Extend the line
Mathematica, 125 bytes
ImageRotate@Image@SparseArray[Array[Floor,101,#&@@ImageLines[ColorNegate@#,Method->"RANSAC"]]+1->0,{101,101},1][[;;-2,;;-2]]&
Explanation
ImageLines detect lines in the image with method RANSAC. We take the first detected line and convert it back to an image. The whole function takes an image as the argument and returns an image.
APL (dzaima/APL), 93 bytes
{w←⍵⋄m←÷/(⊢/-⊃)p←⍸¯1≠⍵.mat⋄y x←⊃p⋄P5.size←⍵.sz⋄P5.setup←{P5.G.bg¯1⋄P5.G.ln∊{⍵,y+m×⍵-x}¨⍳101}}
Try it online!
A dfn which takes the image as an APLImg object.
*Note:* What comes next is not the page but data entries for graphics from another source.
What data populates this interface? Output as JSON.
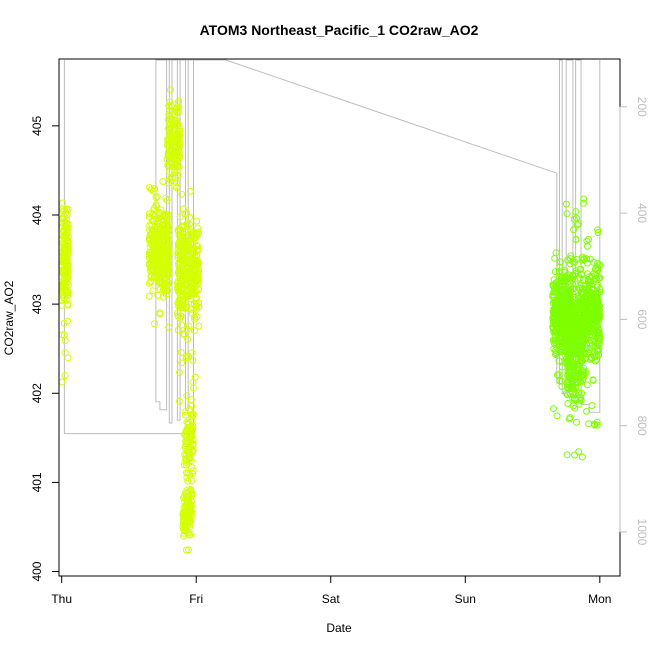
{
  "chart_data": {
    "type": "scatter",
    "title": "ATOM3 Northeast_Pacific_1 CO2raw_AO2",
    "xlabel": "Date",
    "ylabel": "CO2raw_AO2",
    "ylabel_right": "",
    "x_ticks": [
      "Thu",
      "Fri",
      "Sat",
      "Sun",
      "Mon"
    ],
    "y_ticks": [
      "400",
      "401",
      "402",
      "403",
      "404",
      "405"
    ],
    "y_right_ticks": [
      "200",
      "400",
      "600",
      "800",
      "1000"
    ],
    "xlim": [
      -0.02,
      4.15
    ],
    "ylim": [
      399.95,
      405.75
    ],
    "y_right_lim": [
      1083,
      110
    ],
    "grid": false,
    "legend": "none",
    "colors": {
      "series_a": "#d4ff00",
      "series_b": "#7fff00",
      "right_line": "#bdbdbd"
    },
    "series": [
      {
        "color": "#d4ff00",
        "segments": [
          {
            "x": [
              0.0,
              0.05
            ],
            "ymid": 403.5,
            "spread": 0.45,
            "min": 402.1,
            "max": 404.3,
            "n": 160
          },
          {
            "x": [
              0.65,
              0.8
            ],
            "ymid": 403.6,
            "spread": 0.4,
            "min": 402.7,
            "max": 404.4,
            "n": 330
          },
          {
            "x": [
              0.78,
              0.88
            ],
            "ymid": 404.8,
            "spread": 0.35,
            "min": 404.0,
            "max": 405.5,
            "n": 140
          },
          {
            "x": [
              0.86,
              1.02
            ],
            "ymid": 403.4,
            "spread": 0.45,
            "min": 401.8,
            "max": 404.3,
            "n": 320
          },
          {
            "x": [
              0.91,
              0.98
            ],
            "ymid": 401.5,
            "spread": 0.35,
            "min": 401.0,
            "max": 402.5,
            "n": 80
          },
          {
            "x": [
              0.9,
              0.97
            ],
            "ymid": 400.7,
            "spread": 0.25,
            "min": 400.1,
            "max": 401.4,
            "n": 100
          }
        ]
      },
      {
        "color": "#7fff00",
        "segments": [
          {
            "x": [
              3.65,
              3.78
            ],
            "ymid": 402.9,
            "spread": 0.4,
            "min": 401.6,
            "max": 403.6,
            "n": 330
          },
          {
            "x": [
              3.75,
              3.88
            ],
            "ymid": 402.6,
            "spread": 0.55,
            "min": 401.2,
            "max": 404.3,
            "n": 380
          },
          {
            "x": [
              3.85,
              4.0
            ],
            "ymid": 402.9,
            "spread": 0.45,
            "min": 401.6,
            "max": 404.2,
            "n": 330
          }
        ]
      }
    ],
    "right_axis_line": {
      "points": [
        [
          0.02,
          110
        ],
        [
          0.02,
          815
        ],
        [
          0.98,
          815
        ],
        [
          0.98,
          110
        ],
        [
          0.7,
          110
        ],
        [
          0.7,
          755
        ],
        [
          0.73,
          755
        ],
        [
          0.73,
          770
        ],
        [
          0.78,
          770
        ],
        [
          0.78,
          110
        ],
        [
          0.8,
          110
        ],
        [
          0.8,
          795
        ],
        [
          0.82,
          795
        ],
        [
          0.82,
          110
        ],
        [
          0.86,
          110
        ],
        [
          0.86,
          790
        ],
        [
          0.88,
          790
        ],
        [
          0.88,
          110
        ],
        [
          0.92,
          110
        ],
        [
          0.92,
          770
        ],
        [
          0.94,
          770
        ],
        [
          0.94,
          110
        ],
        [
          1.22,
          110
        ],
        [
          3.68,
          325
        ],
        [
          3.68,
          720
        ],
        [
          3.7,
          720
        ],
        [
          3.7,
          110
        ],
        [
          3.72,
          110
        ],
        [
          3.72,
          740
        ],
        [
          3.75,
          740
        ],
        [
          3.75,
          110
        ],
        [
          3.8,
          110
        ],
        [
          3.8,
          745
        ],
        [
          3.82,
          745
        ],
        [
          3.82,
          110
        ],
        [
          3.86,
          110
        ],
        [
          3.86,
          760
        ],
        [
          3.92,
          760
        ],
        [
          3.92,
          775
        ],
        [
          4.0,
          775
        ],
        [
          4.0,
          110
        ]
      ]
    }
  }
}
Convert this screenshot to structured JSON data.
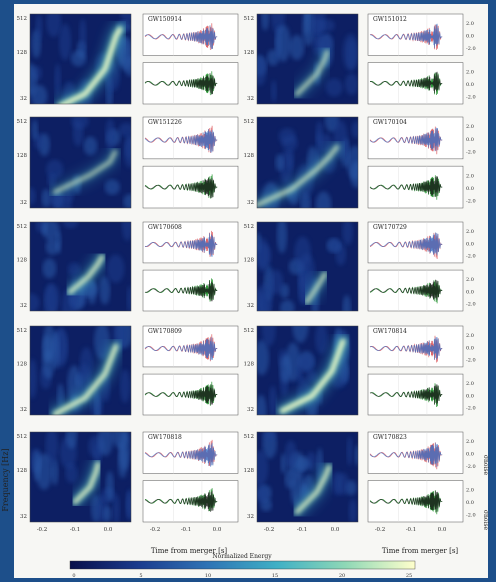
{
  "figure": {
    "frame_color": "#1d4f8a",
    "background": "#f7f7f4",
    "y_axis_label": "Frequency [Hz]",
    "x_axis_label": "Time from merger [s]",
    "freq_ticks": [
      "512",
      "128",
      "32"
    ],
    "time_ticks": [
      "-0.2",
      "-0.1",
      "0.0"
    ],
    "strain_ticks": [
      "2.0",
      "0.0",
      "-2.0"
    ],
    "strain_axis_labels": [
      "σnoise",
      "σnoise"
    ],
    "colorbar": {
      "title": "Normalized Energy",
      "ticks": [
        "0",
        "5",
        "10",
        "15",
        "20",
        "25"
      ],
      "colors": [
        "#08104a",
        "#1b3c8e",
        "#2f74b5",
        "#3fb0c5",
        "#8fd8b6",
        "#ffffcc"
      ]
    },
    "colors": {
      "red": "#e0666a",
      "blue": "#3a6fc4",
      "green": "#2f9a3a",
      "black": "#1a1a1a"
    }
  },
  "chart_data": [
    {
      "type": "heatmap",
      "event": "GW150914",
      "column": "left",
      "row": 0
    },
    {
      "type": "heatmap",
      "event": "GW151012",
      "column": "right",
      "row": 0
    },
    {
      "type": "heatmap",
      "event": "GW151226",
      "column": "left",
      "row": 1
    },
    {
      "type": "heatmap",
      "event": "GW170104",
      "column": "right",
      "row": 1
    },
    {
      "type": "heatmap",
      "event": "GW170608",
      "column": "left",
      "row": 2
    },
    {
      "type": "heatmap",
      "event": "GW170729",
      "column": "right",
      "row": 2
    },
    {
      "type": "heatmap",
      "event": "GW170809",
      "column": "left",
      "row": 3
    },
    {
      "type": "heatmap",
      "event": "GW170814",
      "column": "right",
      "row": 3
    },
    {
      "type": "heatmap",
      "event": "GW170818",
      "column": "left",
      "row": 4
    },
    {
      "type": "heatmap",
      "event": "GW170823",
      "column": "right",
      "row": 4
    }
  ]
}
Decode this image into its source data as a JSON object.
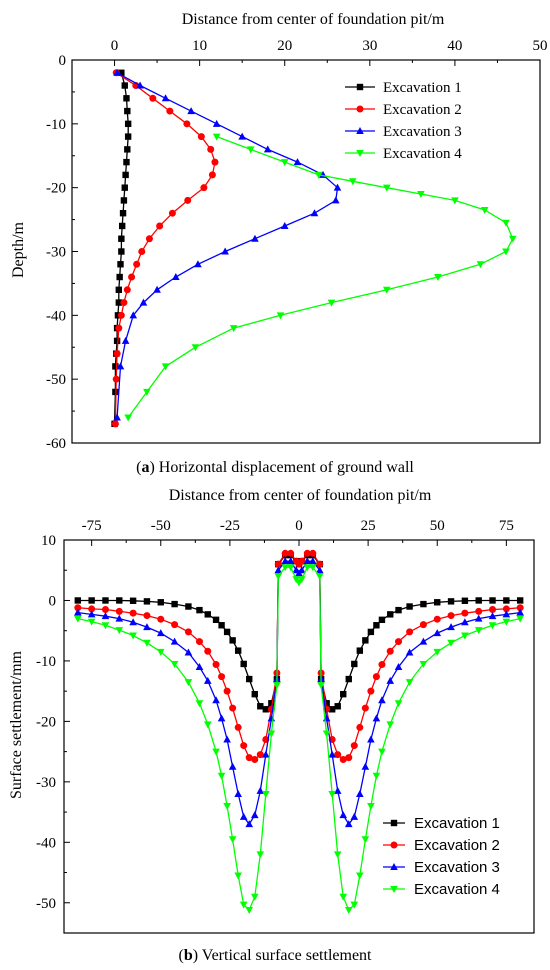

Taking the image as a URL is 102: Try it online!
Uses ⎕IO←0 (0-indexing).
The function effectively takes the line, calculates its equation and redraws it.
Explanation
Slope calculation:
m←÷/(⊢/-⊃)p←⍸¯1≠⍵.mat
⍵.mat get the image as an integer matrix
¯1≠ check which pixels aren't white
⍸ get all the required coordinates
p← store in p
(⊢/-⊃) subtract the last point from the first
÷/ reduce by division
y x←⊃p store the first point in y and x
P5.size←⍵.sz set canvas size to image size
Draw the image:
P5.setup←{P5.G.bg¯1⋄P5.G.ln∊{⍵,y+m×⍵-x}¨0,w.width}
P5.setup←{...} draw the following once:
P5.G.bg¯1 set the background to white
P5.G.ln∊{⍵,y+m×⍵-x}¨⍳101 draw lines between the following points:
{...}¨0,w.width get the points for each x in 0-100:
y+m×⍵-x \$y = y_1+m(x-x_{1})\$
⍵, pair the x value with that
∊ enlist so it can be drawn